Vino corriendo. Ningún llamamiento de los que podían recordar había sido contestado por ella con semejante celeridad.

—Haz más té —le ordenó Briggs en italiano—. Deprisa, deprisa… —y a continuación, al recordar sus límites, se sonrojó de nuevo y suplicó el perdón de todo el mundo.

—Es muy natural, muy natural —le tranquilizó Mr. Wilkins.

Entonces Briggs le explicó a Lotty lo que había explicado ya dos veces, una vez a Rose y otra a los otros dos, que iba camino de Roma y pensó que se detendría en Mezzago y sólo pasaría para ver si estaban a gusto y continuaría su viaje al día siguiente, tras dormir en un hotel de Mezzago.

—Pero eso es ridículo —dijo Lotty—. Por supuesto que se tiene que quedar aquí. Es su casa. Está la habitación de Kate Lumley —añadió, volviéndose hacia Mrs. Fisher—. ¿No le importará que Mr. Briggs la ocupe por una noche? Sabe usted, Kate Lumley no está en ella —dijo volviéndose de nuevo hacia Briggs y riéndose.

Y, para su inmensa sorpresa, Mrs. Fisher se rio también. Sabía que en cualquier otro momento este comentario le habría parecido extremadamente impropio y, sin embargo, ahora sólo lo consideraba gracioso.

Desde luego que no, le aseguró a Briggs, Kate Lumley no estaba en ese cuarto. Por fortuna, ya que era una persona excesivamente amplia y el cuarto era excesivamente estrecho. Era posible que Kate Lumley entrara en él, pero nada más. Una vez dentro, encajaría tan ajustadamente que con toda probabilidad no sería nunca capaz de volver a salir. Estaba totalmente a disposición de Mr. Briggs y esperaba que no hiciera algo tan absurdo como ir a un hotel: él, el propietario del lugar.

Rose escuchó este discurso con los ojos muy abiertos por el asombro. Mrs. Fisher se rio mucho mientras lo hacía. Lotty también se rio mucho, y al final de este se inclinó y la besó de nuevo; la besó varias veces.

—Así que, ya ve usted, mi querido muchacho —dijo Mrs. Fisher—, debe quedarse aquí y proporcionarnos un gran placer.

—Un gran placer, en efecto —corroboró Mr. Wilkins de corazón.

—Un gran placer —repitió Mrs. Fisher, exactamente con el mismo aspecto que una madre complacida.

—Hágalo —dijo Rose, al volverse interrogante Briggs hacia ella.

—Qué amable por su parte —dijo, al tiempo que su rostro se abría en una sonrisa—. Me encantaría ser un huésped aquí. Qué sensación más nueva. Y con tres semejantes…

Se interrumpió y miró a su alrededor.

—Oigan —preguntó—, ¿no debería tener una cuarta anfitriona? Francesca dijo que tenía cuatro señoras.

—Sí. Está Lady Caroline —dijo Lotty.

—¿Entonces no sería mejor averiguar primero si ella también me invita?

—Oh, pero ella seguro que… —comenzó Lotty.

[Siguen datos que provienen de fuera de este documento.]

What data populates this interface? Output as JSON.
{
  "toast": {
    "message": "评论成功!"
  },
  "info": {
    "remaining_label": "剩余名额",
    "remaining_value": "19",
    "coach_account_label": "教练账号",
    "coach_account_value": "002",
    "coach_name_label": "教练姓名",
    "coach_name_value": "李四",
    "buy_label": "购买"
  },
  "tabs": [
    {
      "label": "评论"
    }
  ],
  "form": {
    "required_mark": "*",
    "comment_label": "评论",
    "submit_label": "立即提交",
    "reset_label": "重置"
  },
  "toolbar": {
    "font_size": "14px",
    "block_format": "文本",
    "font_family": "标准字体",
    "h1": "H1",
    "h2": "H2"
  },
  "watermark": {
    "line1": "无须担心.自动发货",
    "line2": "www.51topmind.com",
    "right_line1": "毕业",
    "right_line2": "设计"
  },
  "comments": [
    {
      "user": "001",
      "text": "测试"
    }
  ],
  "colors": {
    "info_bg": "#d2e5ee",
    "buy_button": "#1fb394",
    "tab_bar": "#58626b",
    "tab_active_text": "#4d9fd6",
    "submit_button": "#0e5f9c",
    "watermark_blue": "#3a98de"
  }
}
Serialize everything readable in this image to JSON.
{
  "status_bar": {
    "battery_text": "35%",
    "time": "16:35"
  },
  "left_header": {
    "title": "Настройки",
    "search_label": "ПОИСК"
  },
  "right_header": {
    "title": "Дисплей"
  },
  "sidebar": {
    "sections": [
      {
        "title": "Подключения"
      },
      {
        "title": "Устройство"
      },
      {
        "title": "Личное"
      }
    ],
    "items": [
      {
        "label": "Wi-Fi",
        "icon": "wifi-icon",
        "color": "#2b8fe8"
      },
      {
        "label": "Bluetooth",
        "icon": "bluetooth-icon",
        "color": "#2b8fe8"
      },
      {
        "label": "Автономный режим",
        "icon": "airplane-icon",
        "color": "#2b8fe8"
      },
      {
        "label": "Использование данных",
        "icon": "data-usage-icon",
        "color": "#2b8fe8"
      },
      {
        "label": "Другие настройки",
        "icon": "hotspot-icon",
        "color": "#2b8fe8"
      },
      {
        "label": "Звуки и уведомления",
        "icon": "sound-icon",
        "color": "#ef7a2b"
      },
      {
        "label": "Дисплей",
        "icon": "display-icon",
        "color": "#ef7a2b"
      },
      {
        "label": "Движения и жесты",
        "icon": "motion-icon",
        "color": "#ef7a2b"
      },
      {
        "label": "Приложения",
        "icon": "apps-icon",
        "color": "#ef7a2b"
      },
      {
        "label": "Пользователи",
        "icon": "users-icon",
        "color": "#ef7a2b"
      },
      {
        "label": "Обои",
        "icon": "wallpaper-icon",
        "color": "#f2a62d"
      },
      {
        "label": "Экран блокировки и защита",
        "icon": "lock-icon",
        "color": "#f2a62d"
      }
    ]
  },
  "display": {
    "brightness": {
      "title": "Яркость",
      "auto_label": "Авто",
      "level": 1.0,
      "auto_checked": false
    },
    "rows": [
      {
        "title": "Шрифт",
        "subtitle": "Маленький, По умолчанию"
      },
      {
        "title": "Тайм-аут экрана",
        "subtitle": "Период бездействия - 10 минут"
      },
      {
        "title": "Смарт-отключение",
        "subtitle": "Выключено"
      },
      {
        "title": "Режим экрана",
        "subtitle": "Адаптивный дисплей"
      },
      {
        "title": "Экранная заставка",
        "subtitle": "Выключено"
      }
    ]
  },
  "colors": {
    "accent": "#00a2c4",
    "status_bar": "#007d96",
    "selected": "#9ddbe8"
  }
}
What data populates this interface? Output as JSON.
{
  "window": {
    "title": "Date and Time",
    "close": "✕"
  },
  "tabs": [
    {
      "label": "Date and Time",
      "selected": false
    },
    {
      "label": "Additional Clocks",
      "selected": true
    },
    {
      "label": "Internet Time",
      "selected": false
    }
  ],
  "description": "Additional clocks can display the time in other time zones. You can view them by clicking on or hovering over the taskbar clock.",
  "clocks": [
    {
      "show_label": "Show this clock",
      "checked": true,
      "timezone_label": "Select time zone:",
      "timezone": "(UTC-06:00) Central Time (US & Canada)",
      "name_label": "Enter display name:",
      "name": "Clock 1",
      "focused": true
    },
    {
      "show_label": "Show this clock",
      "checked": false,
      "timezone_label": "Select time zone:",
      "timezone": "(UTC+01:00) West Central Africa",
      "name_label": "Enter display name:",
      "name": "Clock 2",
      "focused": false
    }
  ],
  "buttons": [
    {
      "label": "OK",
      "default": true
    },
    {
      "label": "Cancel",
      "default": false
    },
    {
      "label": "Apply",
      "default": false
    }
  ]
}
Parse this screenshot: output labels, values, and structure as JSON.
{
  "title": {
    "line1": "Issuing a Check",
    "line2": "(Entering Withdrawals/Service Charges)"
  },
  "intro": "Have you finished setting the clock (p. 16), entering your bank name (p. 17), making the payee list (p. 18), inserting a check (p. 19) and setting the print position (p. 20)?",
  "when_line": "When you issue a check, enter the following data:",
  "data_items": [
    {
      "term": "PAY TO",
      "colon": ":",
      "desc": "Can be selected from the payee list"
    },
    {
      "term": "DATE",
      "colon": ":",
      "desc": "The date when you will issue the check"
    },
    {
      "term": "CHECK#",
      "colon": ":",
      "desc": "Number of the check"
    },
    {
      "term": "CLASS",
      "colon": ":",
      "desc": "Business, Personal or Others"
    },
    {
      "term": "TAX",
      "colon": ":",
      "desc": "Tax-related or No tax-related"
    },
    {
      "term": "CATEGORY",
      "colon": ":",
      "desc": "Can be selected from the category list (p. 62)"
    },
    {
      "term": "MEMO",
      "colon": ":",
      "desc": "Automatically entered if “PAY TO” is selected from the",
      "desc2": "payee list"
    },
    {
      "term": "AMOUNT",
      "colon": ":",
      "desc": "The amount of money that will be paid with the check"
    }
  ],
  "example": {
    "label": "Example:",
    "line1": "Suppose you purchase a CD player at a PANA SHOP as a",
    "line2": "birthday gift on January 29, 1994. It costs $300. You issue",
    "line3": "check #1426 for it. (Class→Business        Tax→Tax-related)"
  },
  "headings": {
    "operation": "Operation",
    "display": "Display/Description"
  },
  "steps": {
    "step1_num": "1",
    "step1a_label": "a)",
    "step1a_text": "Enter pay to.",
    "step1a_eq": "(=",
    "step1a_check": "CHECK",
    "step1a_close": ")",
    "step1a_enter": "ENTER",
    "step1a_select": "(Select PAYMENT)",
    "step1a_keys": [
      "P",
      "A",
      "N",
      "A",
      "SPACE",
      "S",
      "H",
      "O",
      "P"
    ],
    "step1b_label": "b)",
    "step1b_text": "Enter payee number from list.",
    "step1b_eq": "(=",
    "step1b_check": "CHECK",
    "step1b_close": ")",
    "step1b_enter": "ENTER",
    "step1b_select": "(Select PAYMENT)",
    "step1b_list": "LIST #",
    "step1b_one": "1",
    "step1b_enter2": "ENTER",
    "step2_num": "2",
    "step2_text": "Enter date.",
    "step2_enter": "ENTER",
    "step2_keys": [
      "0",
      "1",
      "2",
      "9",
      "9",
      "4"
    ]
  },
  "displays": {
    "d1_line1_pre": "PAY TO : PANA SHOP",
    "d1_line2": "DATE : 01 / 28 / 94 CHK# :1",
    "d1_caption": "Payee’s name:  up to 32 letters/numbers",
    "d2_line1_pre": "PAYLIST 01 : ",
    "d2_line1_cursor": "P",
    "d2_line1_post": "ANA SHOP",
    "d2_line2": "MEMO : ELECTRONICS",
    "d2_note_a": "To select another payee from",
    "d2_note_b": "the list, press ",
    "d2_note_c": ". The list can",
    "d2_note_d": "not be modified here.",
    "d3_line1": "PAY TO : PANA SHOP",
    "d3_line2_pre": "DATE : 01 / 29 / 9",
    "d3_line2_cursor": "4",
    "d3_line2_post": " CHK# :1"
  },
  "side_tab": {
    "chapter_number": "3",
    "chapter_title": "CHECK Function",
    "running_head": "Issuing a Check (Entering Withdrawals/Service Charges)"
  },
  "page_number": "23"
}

—No es probable, Briggs, que la hija de los Droitwich —dijo Mr. Wilkins— carezca de los impulsos hospitalarios apropiados.

—La hija de los… —repitió Briggs; pero se detuvo en seco, porque allí en la puerta estaba la hija de los Droitwich en persona; o, más bien, avanzando hacia él desde el umbral oscuro a la claridad del atardecer, estaba lo que no había visto todavía en su vida, sino simplemente soñado, su ideal de belleza absoluta.